Growing up in the San Francisco Bay Area introduced me to a love of basketball, with that came a cult-like obsession with the Golden State Warriors. From the days of “We Believe” with Baron Davis and Stephen Jackson shocking the world in an upset over the No. 1 seed Dallas Mavericks, to the glory days of five straight finals appearances and the immortal emergence of Steph Curry and all of the dog days in between, I fell in love with the game and the team that represented my home.
These days, the revelation that I am a Warriors fan is not taken very well by those not from the Bay Area.
I understand. They’re jealous. Not everyone has a Steph Curry on their team.

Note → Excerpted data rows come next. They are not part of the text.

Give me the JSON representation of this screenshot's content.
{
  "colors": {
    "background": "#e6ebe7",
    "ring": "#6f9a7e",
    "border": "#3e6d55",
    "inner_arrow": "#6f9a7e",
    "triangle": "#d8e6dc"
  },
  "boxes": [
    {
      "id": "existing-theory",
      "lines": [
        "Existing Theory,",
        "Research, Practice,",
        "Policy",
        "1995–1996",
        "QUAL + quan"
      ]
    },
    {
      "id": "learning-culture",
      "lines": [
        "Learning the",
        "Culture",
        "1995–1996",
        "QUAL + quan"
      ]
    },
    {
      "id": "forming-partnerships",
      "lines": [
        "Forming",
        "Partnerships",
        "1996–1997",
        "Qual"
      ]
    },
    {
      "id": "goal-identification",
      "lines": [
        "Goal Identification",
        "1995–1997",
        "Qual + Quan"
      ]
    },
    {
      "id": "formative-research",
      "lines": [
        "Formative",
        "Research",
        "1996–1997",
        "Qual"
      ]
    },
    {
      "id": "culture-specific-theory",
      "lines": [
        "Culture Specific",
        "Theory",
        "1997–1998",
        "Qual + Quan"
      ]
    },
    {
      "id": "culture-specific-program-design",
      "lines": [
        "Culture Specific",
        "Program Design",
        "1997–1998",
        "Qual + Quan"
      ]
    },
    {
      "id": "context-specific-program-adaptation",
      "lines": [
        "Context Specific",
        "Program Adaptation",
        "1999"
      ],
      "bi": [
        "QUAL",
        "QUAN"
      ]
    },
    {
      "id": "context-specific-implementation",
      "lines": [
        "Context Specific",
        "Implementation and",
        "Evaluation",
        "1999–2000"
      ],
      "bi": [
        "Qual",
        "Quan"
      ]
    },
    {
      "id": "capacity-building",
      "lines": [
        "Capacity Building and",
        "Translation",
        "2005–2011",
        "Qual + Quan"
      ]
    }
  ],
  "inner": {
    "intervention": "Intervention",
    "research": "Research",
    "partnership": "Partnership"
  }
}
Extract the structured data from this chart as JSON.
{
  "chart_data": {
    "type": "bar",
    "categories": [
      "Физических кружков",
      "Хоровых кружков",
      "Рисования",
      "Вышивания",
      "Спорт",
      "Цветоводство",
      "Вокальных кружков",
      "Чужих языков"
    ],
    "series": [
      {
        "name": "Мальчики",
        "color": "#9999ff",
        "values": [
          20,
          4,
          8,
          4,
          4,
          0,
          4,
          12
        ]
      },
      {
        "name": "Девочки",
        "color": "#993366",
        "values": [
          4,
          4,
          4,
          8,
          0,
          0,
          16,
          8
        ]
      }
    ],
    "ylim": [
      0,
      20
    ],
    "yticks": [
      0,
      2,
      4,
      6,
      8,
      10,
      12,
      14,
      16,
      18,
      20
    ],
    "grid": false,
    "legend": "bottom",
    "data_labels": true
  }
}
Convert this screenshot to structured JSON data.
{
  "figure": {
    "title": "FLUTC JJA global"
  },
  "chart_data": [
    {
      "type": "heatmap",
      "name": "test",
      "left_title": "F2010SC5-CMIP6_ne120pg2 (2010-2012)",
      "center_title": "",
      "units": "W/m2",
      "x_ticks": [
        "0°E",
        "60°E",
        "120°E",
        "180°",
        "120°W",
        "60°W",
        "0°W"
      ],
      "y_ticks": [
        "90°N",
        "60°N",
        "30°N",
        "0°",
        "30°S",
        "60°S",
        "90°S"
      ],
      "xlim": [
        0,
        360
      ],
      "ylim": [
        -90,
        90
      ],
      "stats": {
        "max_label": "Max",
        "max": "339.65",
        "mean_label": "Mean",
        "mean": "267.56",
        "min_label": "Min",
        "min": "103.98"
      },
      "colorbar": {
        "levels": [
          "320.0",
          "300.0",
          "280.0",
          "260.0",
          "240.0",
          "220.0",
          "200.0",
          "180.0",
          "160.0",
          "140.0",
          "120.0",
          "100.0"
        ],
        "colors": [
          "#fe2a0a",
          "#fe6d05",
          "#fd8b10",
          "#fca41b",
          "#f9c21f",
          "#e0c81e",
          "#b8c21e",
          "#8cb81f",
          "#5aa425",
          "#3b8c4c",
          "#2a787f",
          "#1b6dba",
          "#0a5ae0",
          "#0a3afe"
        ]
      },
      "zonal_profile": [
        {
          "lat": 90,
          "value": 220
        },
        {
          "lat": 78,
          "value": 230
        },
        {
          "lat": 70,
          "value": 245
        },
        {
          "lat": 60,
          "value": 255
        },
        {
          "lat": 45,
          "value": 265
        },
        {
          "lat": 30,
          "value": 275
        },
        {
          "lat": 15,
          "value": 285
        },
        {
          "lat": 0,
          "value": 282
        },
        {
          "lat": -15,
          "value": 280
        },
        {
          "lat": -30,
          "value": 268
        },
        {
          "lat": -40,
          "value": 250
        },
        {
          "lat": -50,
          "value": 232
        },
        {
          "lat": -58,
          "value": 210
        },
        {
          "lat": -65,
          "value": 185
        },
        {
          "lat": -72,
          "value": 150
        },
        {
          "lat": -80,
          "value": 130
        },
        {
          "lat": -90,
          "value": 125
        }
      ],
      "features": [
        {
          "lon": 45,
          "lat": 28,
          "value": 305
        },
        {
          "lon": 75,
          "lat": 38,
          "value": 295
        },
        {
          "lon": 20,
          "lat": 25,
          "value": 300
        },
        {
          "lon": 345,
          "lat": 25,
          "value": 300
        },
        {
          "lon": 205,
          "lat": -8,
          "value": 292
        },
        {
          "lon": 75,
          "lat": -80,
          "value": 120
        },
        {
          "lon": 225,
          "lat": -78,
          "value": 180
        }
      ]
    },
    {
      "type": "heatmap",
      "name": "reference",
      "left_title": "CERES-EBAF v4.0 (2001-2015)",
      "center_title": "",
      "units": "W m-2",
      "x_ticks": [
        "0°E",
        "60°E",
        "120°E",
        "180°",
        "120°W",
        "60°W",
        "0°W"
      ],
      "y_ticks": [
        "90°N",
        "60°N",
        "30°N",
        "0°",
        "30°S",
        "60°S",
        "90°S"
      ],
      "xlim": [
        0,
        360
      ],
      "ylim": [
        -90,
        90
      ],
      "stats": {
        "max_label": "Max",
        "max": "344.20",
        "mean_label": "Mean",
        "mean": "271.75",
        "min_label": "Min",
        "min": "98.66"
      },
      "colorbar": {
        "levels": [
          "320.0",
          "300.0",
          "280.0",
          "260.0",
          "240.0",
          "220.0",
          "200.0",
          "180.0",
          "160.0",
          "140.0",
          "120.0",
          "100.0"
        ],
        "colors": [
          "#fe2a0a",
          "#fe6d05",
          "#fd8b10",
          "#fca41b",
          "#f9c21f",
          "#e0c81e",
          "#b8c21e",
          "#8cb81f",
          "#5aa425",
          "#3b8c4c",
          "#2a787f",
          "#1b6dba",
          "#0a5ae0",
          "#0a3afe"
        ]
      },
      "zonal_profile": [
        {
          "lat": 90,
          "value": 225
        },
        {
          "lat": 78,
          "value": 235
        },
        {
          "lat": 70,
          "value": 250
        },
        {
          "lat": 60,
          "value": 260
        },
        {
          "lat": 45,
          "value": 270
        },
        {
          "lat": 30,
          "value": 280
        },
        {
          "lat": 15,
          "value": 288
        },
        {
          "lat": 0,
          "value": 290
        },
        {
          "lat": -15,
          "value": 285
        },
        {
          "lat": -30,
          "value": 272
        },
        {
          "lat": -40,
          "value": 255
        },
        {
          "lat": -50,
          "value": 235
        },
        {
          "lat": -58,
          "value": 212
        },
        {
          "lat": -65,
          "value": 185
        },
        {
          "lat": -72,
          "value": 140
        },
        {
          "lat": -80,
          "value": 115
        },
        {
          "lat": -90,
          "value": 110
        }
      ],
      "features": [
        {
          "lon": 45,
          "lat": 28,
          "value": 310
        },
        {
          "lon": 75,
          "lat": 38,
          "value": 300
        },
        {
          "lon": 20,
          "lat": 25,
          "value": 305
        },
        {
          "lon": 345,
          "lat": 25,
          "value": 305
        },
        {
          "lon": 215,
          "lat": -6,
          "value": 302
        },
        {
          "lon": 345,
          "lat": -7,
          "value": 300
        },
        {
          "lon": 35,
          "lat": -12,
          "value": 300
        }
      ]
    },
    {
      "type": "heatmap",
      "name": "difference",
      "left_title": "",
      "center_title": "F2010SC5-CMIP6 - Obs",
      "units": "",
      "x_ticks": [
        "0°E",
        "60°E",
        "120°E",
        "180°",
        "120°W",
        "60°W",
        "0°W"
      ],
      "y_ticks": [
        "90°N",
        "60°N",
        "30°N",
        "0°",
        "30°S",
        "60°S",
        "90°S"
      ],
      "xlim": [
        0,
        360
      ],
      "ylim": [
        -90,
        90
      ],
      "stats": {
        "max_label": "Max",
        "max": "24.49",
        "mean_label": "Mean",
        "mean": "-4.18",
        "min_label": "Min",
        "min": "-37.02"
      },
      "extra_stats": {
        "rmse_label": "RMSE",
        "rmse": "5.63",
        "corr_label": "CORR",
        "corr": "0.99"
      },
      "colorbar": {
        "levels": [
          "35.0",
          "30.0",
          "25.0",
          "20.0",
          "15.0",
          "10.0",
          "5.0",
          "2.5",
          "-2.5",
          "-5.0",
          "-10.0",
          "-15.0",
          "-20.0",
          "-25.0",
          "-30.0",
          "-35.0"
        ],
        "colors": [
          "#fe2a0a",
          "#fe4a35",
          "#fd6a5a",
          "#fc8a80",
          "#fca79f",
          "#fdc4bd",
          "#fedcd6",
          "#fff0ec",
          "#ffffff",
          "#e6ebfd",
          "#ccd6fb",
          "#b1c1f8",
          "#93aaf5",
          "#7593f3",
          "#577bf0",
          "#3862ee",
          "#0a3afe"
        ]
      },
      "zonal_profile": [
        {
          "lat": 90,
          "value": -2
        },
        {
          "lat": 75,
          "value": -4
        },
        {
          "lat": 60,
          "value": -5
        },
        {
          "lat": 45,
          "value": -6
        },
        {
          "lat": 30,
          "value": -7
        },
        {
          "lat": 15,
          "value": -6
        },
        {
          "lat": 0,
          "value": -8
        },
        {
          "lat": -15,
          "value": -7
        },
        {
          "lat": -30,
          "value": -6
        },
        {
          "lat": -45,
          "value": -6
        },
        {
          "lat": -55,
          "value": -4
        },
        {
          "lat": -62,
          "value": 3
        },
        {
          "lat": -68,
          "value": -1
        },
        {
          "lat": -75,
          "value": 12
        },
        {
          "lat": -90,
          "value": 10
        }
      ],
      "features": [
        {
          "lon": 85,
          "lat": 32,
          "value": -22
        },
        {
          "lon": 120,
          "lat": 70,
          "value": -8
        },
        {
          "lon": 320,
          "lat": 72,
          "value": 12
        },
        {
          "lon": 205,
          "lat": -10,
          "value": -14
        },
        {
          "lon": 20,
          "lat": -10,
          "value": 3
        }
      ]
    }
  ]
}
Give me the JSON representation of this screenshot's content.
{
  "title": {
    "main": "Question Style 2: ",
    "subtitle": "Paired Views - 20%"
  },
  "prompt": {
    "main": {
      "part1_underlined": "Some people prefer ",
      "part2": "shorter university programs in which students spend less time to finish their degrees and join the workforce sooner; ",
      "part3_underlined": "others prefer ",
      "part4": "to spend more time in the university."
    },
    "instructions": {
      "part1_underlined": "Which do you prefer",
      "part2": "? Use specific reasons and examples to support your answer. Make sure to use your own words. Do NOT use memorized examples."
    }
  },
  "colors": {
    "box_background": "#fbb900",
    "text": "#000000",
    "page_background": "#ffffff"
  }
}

Sometimes this jealousy, or the bitterness of their team being dominated by Steph Curry and Klay Thompson over the last half-decade (we’re looking at you Utah Jazz), results in attempted take-downs of Curry and the dynasty he has built. He hasn’t won a finals MVP. He missed some (very rare) big shots late in games. He can’t win without Kevin Durant.
Blah, blah blah.
I’m not having any of it. Steph Curry could never win another game for the Warriors, he could demand a trade and blow up our roster, he could miss every shot he takes from now on, but it doesn’t matter. Steph Curry has earned my loyalty.
Over the summer, I heard of a young mayor from South Bend, Indiana who was running for President. Politically frustrated and discouraged, I felt something unfamiliar when I first heard Mayor Pete Buttigieg speak: hope. I knew it would be nearly impossible for him to win even a single delegate, let alone become the nominee or next president, but he spoke in a way that aligned with my values, he talked of religion in the same way I thought of my own religion, and as a leader, he inspired me.
Long story short, I changed some plans and got a job as a field organizer working on Mayor Pete’s presidential campaign in Iowa. By the end of my time with the campaign, I was able to introduce Pete at a rally I had organized with hundreds of people showing up in a rural town in Iowa. It was an incredible experience, and I believe strongly that he represented the best choice to lead our country.
After a shocking win in the Iowa caucus and a strong performance in New Hampshire, Pete failed to keep the momentum and dropped out of the race on March 1. I didn’t expect Pete to win, nor did I join the campaign because I wanted a guaranteed career in American politics. My point is not to convince you of how great Mayor Pete is or to feel sympathy for me because he dropped out (or gloat, depending on how you feel about me).
The point is that Mayor Pete is not Steph Curry.
Mayor Pete does not get a free pass to do, say or lead with no consequence. I have no loyalty to him. I respect, admire and approve of his leadership, values and policies. But, if that leadership, values or policies begin to shift in a way that no longer aligns with what I view as right and good, I will not shift with him.
This is not the same as the sports world, where you are commended for sticking with your team during the bad years, seasons or games.
Values and personal commitments shouldn’t have off-years, and winning isn’t everything, especially if it means compromising the very morals and beliefs that I am created of. If I let my values and moral beliefs be represented by someone who diminishes and corrupts them without a second thought — all so that I can say that I won, or that my “team” won — I will have my reward of superficial gratification. Once any satisfaction social media gloating inevitably fades away I would be nothing but a moral mercenary, willing to deal away my values for the sake of saving face and being on a fleeting movement that will leave me behind the second I regain integrity.
If and when Pete runs for President again, he is not guaranteed my vote nor my loyalty. My vote and support will go wherever I think my values, beliefs and ideas are best represented. Maybe it will be with Pete, maybe not, I don’t know. What I do know is that the next time Steph Curry steps on the court for the Warriors I will be as enthusiastic as ever in cheering for him.
In sports, there is nothing more cowardly than a fair-weather fan. In politics, there should be nothing more noble.